For months, Russian President Vladimir Putin tried one tactic after another to get hold of a stake for Gazprom in Leviathan, Israel’s biggest offshore natural gas field and one of the world’s largest finds in the last decade.
It was discovered in 2010, lying some 1,500 meters (4,900 ft) deep in the Levantine basin, 130 kilometers west of Haifa.
When first drilled by Noble Energy of Texas and Israel’s Delek Group and Ratio Oil Exploration to a depth of 5,170 meters, Leviathan 1 was found to hold a deposit of an estimated 16 trillion cubic feet (450 billion cubic meters) of natural gas.
The second stage of drilling, which reached a depth of 7,200 meters, uncovered an additional 250 billion cubic meters (9 trillion cubic feet).
Struck too was an added prize: a potential 600 million barrels of oil.
Development of these finds, plus the Tamar offshore gas field, promises to make Israel energy-independent and the second largest Middle East gas exporter after Qatar.
In the event, Moscow’s efforts to acquire a stake in this rich find were blocked by Washington.
Multi-billion Russian investment plus pipelines
Last June and July, two DEBKA-Net-Weekly issues dealt at length with Putin’s bid to acquire a major share for Gazprom in the Mediterranean energy bonanza.
(Issue 547: Putin Offered to Broker Israel’s Ties with Iran and Turkey. Issue 548: Putin Buys into Mediterranean Gas by Bailing out Greece and Cyprus.)
The Russian leader offered billions in investment capital and a pipeline network that promised to make Israel one of Europe’s biggest suppliers of gas suppliers.
He enlisted two leaders to lobby for the Russian case in Jerusalem: German Chancellor Angela Merkel, a close friend and, surprisingly, Israel’s president, Shimon Peres.
President Peres spent the last six months lobbying enthusiastically for Israeli-Russian energy collaboration. It earned him an extra-warm Kremlin welcome when he visited Moscow in the first week of November. The Russian leader still believed Peres could swing a gas deal in Russia’s favor.
But the Russian ruler used cruder language with the Israeli officials standing out against it, including Prime Minister Binyamin Netanyahu and Infrastructure and Energy Minister Uzi Landau. Neither did he mince his words with the heads of Noble Energy, Inc. of Houston Texas, with whom Putin was in touch via Gazprom officials.
Putin offers insurance for gas fields against Syrian, Hizballah attacks
Indeed, he laid out what sounded like a veiled threat by asserting that only his personal guarantee, a Russian stake in the drilling platforms and the pipelines he was offering to build would preserve Israel’s gas and oil fields in the eastern Mediterranean from Syrian attack, which would be carried out with Russian-supplied Yakhont radar-guided cruise missiles.
Moscow had given Damascus those missiles as insurance against a NATO naval invasion like the Western alliance’s 2011 operation against Libya.

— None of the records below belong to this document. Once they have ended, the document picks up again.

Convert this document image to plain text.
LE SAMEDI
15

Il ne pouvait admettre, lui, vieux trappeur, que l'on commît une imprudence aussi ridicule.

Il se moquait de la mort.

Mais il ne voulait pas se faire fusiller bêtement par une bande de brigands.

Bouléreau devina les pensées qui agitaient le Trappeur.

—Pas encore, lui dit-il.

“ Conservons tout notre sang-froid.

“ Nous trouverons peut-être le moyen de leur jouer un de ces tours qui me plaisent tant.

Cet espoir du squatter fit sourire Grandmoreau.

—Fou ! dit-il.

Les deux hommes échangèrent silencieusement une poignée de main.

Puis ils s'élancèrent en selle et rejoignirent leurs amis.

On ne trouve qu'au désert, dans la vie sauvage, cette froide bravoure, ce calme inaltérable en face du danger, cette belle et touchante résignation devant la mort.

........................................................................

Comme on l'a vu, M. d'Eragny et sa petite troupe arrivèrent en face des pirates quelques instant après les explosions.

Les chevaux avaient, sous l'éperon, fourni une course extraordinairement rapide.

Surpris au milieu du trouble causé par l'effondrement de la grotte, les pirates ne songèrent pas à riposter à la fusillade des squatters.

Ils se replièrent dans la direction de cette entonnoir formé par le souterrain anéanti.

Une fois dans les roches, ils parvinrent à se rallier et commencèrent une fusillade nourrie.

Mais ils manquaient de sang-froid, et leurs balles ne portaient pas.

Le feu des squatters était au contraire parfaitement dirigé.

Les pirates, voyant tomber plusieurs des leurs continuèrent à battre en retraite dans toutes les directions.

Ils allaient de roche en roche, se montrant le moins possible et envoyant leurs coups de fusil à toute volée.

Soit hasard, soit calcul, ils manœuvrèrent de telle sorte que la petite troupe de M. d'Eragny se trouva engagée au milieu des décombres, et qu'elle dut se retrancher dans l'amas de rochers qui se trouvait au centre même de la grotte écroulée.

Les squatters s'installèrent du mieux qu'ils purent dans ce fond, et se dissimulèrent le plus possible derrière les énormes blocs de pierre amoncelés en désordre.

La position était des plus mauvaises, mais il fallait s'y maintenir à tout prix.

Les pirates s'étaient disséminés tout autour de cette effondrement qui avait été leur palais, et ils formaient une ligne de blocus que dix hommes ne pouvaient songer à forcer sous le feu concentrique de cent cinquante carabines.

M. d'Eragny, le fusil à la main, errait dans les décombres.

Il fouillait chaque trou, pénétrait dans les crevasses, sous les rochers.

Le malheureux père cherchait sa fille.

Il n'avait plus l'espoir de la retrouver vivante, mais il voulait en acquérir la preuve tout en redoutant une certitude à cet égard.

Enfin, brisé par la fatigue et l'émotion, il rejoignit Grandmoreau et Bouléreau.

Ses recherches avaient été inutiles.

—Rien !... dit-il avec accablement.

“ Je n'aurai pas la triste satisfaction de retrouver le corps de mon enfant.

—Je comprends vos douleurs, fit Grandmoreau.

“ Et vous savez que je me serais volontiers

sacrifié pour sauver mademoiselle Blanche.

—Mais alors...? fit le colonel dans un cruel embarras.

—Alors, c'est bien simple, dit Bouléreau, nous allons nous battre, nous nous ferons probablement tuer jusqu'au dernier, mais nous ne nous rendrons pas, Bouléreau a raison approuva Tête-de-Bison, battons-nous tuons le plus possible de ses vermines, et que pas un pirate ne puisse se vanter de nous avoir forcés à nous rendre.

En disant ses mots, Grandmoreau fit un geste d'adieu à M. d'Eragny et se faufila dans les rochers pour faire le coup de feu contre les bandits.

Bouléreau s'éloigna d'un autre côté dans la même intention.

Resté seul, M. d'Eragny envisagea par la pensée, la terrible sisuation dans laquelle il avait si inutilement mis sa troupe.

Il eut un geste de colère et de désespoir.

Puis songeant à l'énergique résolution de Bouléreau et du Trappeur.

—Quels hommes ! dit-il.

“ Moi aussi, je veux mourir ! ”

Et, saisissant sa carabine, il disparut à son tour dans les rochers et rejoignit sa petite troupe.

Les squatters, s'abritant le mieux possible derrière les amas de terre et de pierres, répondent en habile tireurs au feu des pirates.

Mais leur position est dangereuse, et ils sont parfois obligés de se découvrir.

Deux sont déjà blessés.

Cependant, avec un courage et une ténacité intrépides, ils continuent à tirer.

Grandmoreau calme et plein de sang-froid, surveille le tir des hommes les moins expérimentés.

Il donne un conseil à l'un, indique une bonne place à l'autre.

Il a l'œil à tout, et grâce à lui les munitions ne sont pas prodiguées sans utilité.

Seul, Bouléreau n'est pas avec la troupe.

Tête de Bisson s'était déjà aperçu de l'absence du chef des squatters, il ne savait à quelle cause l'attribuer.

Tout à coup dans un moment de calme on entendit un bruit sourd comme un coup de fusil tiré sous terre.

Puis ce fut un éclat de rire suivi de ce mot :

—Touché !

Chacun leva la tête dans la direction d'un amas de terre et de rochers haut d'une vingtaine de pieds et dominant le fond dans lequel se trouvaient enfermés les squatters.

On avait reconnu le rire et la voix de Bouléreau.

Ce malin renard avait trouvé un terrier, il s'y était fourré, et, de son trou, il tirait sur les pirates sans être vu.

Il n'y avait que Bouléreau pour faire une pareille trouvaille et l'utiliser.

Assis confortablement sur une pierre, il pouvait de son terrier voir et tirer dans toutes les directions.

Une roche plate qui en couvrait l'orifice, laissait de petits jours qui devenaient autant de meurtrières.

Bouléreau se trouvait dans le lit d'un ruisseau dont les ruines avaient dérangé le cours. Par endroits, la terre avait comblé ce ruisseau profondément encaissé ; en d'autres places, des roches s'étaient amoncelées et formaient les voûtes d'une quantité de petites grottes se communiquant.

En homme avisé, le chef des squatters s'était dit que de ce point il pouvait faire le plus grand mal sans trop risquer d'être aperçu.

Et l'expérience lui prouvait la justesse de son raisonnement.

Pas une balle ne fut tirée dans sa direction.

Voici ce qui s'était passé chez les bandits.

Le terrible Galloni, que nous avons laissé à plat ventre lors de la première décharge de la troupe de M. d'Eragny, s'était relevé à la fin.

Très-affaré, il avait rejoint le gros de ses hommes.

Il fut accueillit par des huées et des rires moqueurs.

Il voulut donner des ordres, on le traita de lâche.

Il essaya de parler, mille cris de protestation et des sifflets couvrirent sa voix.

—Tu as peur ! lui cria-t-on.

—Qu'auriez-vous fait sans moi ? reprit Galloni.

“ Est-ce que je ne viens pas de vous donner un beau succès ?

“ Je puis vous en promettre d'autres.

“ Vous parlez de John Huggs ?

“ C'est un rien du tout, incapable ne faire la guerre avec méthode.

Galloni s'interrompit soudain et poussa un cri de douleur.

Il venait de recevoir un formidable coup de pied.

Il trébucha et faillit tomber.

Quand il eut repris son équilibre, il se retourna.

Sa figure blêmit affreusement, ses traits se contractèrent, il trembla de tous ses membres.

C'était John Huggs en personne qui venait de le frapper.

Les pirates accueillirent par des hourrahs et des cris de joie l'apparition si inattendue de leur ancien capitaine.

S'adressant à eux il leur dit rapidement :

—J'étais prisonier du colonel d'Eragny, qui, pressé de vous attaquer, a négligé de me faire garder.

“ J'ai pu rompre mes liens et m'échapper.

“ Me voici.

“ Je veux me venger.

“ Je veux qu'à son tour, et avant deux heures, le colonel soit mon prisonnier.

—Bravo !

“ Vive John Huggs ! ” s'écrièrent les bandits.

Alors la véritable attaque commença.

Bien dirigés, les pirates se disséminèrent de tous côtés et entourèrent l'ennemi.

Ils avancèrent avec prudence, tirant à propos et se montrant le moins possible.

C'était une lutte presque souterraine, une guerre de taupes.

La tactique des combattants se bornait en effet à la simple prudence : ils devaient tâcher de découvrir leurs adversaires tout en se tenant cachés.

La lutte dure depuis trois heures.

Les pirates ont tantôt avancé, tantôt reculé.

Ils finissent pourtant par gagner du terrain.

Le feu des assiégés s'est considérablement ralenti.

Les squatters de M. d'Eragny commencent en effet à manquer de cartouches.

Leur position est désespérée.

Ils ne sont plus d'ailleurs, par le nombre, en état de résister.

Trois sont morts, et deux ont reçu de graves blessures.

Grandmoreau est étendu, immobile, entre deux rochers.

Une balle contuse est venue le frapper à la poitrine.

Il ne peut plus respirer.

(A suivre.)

If Moscow were involved, Leviathan would also be safe from the Lebanese Hizballah who were capable of striking the field on the pretext that Israel was robbing Lebanon of its natural treasure. The Shiite terrorists still possess thousands of C-80 anti-ship missiles supplied by Iran.
The Russian president made the point that neither Syria nor Hizballah would dare strike any energy facility embodying a Russian interest.
Washington kept a close eye on Putin’s efforts and finally put a spanner in his works without directly involving Israel. This month, Australian Woodside Petroleum offered to buy a 30-percent share, valued up to $2.5 billion, in Israel's Leviathan natural gas field.
The Australian spanner in Putin’s plans
Woodside gained a solid background in the gas fields discovered off the northwestern Australia coast and in the liquefied natural gas (LNG) technology which enables the resource to be shipped by tanker across the globe.
The Australian company gave America the cards for trumping both Russia’s proposed investment in Leviathan and Putin’s offer to build a pipeline from the eastern Mediterranean to Europe.
DEBKA-Net-Weekly’s military and intelligence sources: The American move also had a military aspect.
All the gas platforms are situated outside Israel's territorial waters – 12 nautical miles from land – but lie inside Israel's “exclusive economic zone," which stretches up to 200 nautical miles from the coast.
Israel is already deep into a huge, one-billion dollar, investment in a defense system for guarding its oil and gas fields against attack. This entails setting up a special naval force equipped with new warships and manned by hundreds of servicemen. Israel Air Force “Shoval” drones will also patrol the area, and intelligence-gathering and radar equipment will be installed on the platforms.
All that would take care of the gas fields’ first layer of defense.
For the second layer, the Obama administration has agreed to place the US-Australian-Israeli gas and oil fields behind the American defensive shield which covers the Mediterranean Sea and the Middle East against missile attack.